Opinion
Court of Appeals No. A-10289.
March 2, 2011.
Appeal from the Superior Court, Third Judicial District, Palmer, Eric Smith, Judge, Trial Court No. 3PA-01-2455 Cr.
John Marston Richard, Assistant Public Defender, and Quinlan Steiner, Public Defender, Anchorage, and Kelly R. Carr, in propria persona, Seward, for the Appellant.
Rachel K. Gernat, Assistant District Attorney, Palmer, and Daniel S. Sullivan, Attorney General, Juneau, for the Appellee.
Before: Coats, Chief Judge, and Mannheimer and Bolger, Judges.
MEMORANDUM OPINION
Kelly R. Carr was convicted of two counts of first-degree sexual abuse of a minor, two counts of second-degree sexual abuse of a minor, one count of unlawful exploitation of a minor, and five counts of possession of child pornography. The evidence supporting these convictions is summarized in our prior decision in this case, Carr v. State, Alaska App. Memorandum Opinion No. 5209 (April 25, 2007), 2007 WL 1228948.
In our prior decision, we rejected Carr's various attacks on his convictions, but we vacated Carr's sentence: we concluded that the superior court had improperly relied on aggravating factor AS 12.55.155(c)(18)(B) when sentencing Carr, so we directed the court to re-sentence Carr without reliance on this aggravator. Carr, Memorandum Opinion at 14-15, 2007 WL 1228948 at *7.
At Carr's re-sentencing, Superior Court Judge Eric Smith declared that his original focus, when sentencing Carr, was to achieve a particular composite sentence (29 years' imprisonment with 14 years suspended) rather than to craft appropriate individual sentences for each of Carr's crimes. The judge therefore adjusted Carr's individual sentences — reducing some of them and increasing some of them — so as to achieve the same composite total without relying on the improper aggravating factor. (Alaska law authorizes this.)

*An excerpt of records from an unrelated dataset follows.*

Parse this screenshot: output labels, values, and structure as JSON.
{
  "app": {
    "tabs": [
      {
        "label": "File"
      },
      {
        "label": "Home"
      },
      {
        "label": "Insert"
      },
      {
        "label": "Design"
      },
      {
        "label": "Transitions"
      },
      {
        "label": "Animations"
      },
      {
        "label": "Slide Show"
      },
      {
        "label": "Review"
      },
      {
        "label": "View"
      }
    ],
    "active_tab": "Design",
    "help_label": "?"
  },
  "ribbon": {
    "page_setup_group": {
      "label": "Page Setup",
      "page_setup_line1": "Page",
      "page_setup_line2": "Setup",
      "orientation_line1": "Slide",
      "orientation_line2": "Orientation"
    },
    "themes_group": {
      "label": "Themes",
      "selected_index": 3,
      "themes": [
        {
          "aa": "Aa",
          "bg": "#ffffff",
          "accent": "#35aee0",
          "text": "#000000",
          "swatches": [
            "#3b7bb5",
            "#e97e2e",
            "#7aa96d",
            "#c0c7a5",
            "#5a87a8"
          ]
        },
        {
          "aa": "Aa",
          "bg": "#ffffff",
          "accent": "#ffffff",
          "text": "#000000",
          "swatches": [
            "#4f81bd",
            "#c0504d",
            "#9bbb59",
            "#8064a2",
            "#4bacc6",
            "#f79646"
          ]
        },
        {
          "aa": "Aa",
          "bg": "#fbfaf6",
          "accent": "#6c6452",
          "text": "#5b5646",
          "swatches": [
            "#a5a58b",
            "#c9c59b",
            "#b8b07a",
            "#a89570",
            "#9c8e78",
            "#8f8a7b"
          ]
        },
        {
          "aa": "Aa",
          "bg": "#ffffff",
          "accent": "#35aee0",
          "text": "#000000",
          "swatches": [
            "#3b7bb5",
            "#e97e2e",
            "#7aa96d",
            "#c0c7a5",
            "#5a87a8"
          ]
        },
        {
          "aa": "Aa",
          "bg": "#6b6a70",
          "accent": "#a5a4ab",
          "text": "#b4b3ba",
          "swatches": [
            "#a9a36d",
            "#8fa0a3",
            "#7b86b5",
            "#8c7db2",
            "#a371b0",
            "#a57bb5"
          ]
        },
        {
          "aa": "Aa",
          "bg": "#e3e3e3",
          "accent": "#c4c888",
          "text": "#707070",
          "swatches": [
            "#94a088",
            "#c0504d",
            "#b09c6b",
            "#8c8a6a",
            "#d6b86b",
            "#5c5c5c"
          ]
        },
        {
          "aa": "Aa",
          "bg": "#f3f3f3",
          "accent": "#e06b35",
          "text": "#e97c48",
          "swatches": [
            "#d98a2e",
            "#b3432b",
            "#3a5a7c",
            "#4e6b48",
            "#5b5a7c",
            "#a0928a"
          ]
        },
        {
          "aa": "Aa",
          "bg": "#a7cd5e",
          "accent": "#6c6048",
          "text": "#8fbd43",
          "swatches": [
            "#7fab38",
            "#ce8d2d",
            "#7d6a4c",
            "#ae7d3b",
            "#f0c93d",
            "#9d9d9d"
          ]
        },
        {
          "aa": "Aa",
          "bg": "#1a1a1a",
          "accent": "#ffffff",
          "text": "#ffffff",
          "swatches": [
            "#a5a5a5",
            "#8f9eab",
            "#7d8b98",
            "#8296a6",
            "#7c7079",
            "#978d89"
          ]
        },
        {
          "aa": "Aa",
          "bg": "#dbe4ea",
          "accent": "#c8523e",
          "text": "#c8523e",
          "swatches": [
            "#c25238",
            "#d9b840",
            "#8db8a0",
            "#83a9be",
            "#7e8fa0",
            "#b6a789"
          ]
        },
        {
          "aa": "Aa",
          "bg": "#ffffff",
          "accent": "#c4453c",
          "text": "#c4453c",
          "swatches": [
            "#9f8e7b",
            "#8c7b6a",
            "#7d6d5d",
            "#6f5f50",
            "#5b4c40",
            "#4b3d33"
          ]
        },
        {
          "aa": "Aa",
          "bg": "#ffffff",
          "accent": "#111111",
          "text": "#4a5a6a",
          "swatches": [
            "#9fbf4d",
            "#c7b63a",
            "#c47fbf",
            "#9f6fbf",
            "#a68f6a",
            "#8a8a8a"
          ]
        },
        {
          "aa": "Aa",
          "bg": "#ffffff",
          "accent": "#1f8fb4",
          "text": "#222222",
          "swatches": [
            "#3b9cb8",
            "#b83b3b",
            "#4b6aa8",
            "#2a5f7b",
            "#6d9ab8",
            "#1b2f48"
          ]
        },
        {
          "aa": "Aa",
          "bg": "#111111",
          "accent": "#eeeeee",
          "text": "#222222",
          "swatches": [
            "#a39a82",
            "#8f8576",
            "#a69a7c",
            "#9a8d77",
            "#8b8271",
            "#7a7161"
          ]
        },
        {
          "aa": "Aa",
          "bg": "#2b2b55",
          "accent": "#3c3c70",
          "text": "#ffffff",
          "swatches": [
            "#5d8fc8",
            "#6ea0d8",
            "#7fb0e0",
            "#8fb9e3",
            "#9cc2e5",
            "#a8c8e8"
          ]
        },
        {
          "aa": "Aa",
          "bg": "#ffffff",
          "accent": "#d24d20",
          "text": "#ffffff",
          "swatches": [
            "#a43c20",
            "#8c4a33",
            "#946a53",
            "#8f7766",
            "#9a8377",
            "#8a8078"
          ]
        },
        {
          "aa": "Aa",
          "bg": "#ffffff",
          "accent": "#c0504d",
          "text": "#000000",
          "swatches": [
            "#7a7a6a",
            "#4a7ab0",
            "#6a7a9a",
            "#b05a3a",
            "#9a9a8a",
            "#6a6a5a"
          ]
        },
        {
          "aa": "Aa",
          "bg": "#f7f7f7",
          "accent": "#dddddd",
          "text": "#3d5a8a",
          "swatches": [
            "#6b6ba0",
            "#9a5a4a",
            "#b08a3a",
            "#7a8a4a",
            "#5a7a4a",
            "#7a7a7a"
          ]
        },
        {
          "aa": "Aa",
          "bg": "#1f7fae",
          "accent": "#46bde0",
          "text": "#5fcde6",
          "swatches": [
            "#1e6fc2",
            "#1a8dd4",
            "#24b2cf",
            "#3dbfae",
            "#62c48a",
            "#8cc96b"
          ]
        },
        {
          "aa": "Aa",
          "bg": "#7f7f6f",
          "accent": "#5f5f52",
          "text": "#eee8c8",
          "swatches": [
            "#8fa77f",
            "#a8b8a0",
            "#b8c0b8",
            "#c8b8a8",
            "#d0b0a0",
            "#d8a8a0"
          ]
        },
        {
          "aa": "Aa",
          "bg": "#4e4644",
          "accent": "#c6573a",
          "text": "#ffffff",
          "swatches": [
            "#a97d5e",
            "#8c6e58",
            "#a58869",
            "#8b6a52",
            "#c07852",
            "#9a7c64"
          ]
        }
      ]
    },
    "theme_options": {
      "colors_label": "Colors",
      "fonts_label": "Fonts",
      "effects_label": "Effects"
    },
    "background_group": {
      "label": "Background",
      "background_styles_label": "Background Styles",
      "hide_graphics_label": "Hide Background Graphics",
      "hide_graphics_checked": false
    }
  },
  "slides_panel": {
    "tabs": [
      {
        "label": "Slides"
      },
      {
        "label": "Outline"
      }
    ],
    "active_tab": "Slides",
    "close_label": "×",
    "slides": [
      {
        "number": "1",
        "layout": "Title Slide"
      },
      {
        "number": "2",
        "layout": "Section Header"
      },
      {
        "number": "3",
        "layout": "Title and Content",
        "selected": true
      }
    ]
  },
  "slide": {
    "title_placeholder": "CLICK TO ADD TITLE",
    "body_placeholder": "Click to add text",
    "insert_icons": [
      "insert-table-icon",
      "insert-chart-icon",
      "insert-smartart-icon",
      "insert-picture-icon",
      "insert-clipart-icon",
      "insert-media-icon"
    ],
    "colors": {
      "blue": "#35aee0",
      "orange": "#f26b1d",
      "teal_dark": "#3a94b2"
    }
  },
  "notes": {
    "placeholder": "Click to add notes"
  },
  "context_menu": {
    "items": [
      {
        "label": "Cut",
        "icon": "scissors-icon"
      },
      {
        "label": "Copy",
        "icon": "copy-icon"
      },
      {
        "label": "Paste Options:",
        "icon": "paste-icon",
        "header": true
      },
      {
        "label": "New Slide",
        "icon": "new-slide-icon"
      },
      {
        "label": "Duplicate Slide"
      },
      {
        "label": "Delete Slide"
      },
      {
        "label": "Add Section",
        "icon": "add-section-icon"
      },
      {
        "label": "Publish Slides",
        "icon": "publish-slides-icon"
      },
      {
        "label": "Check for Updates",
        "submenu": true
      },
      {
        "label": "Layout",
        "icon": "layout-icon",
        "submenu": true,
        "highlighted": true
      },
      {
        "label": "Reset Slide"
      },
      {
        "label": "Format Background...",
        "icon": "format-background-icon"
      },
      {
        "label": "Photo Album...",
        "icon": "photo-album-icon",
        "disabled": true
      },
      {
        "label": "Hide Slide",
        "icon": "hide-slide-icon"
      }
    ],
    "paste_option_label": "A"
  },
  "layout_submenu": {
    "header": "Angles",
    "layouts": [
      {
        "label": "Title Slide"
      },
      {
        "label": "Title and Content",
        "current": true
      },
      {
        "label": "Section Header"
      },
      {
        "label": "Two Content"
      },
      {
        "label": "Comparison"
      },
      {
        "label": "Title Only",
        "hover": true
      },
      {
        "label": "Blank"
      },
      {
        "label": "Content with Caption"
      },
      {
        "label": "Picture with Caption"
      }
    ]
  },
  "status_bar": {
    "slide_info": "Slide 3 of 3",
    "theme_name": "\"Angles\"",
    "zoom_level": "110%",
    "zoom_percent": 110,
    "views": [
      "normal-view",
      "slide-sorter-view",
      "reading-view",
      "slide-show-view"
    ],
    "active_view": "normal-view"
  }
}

See Cronce v. State, 216 P.3d 568, 572 (Alaska App. 2009); Allain v. State, 810 P.2d 1019, 1021-22 (Alaska App. 1991).
Carr has now filed an appeal challenging the superior court's re-sentencing decision. The Public Defender Agency has filed a brief arguing that Carr's composite sentence of 15 years to serve (29 years with 14 years suspended) is excessive. In addition, Carr has filed a pro se brief in which he raises several challenges to his underlying convictions, as well as challenges to some of his conditions of probation. In addition, Carr's pro se brief contains a supplemental argument that his composite sentence is excessive.
With respect to the argument that Carr's composite sentence is excessive, Carr is no longer entitled to pursue this claim at this point in the proceedings. Carr received the same composite sentence at his original sentencing. Thus, Carr's current claim that this composite sentence is excessive is a claim that Carr could have raised in his first appeal. He did not do so. See "Opening Brief of Appellant" in Carr v. State, Court of Appeals File No. 8876. Accordingly, Carr is barred from raising this claim now. Hurd v. State, 107 P.3d 314, 327-29 (Alaska App. 2005).
This same rule applies to Carr's several challenges to the conditions of his probation. At Carr's re-sentencing, Judge Smith simply reimposed all the conditions of probation that he had imposed at Carr's original sentencing. Carr could have challenged these conditions of probation in his first appeal; he did not do so. Accordingly, he is barred from challenging these conditions of probation now. Hurd, 107 P.3d at 327-29.
(We note that Carr is still free to ask the superior court to modify or abrogate these conditions of probation.)
Carr's pro se brief also contains several other challenges to rulings made by Judge Smith during the original trial court litigation.
Carr challenges Judge Smith's decision to impose separate convictions and sentences for Counts I and II of the indictment, and for Counts VI through X of the indictment — a reversal of the judge's earlier rulings that these two groups of charges should merge for purposes of conviction and sentencing under Whitton v. State. Carr presented these same claims in his first appeal, and we rejected them. We stand by our earlier decisions on these claims.
479 P.2d 302, 312-13 (Alaska 1970).
Carr also challenges Judge Smith's decision to allow the State to reinstate Count II of the indictment in the middle of trial. This claim could have been raised in Carr's first appeal, and it was not. Accordingly, Carr is barred from raising this claim now. Hurd, 107 P.3d at 327-29.
For these reasons, the judgement of the superior court is AFFIRMED.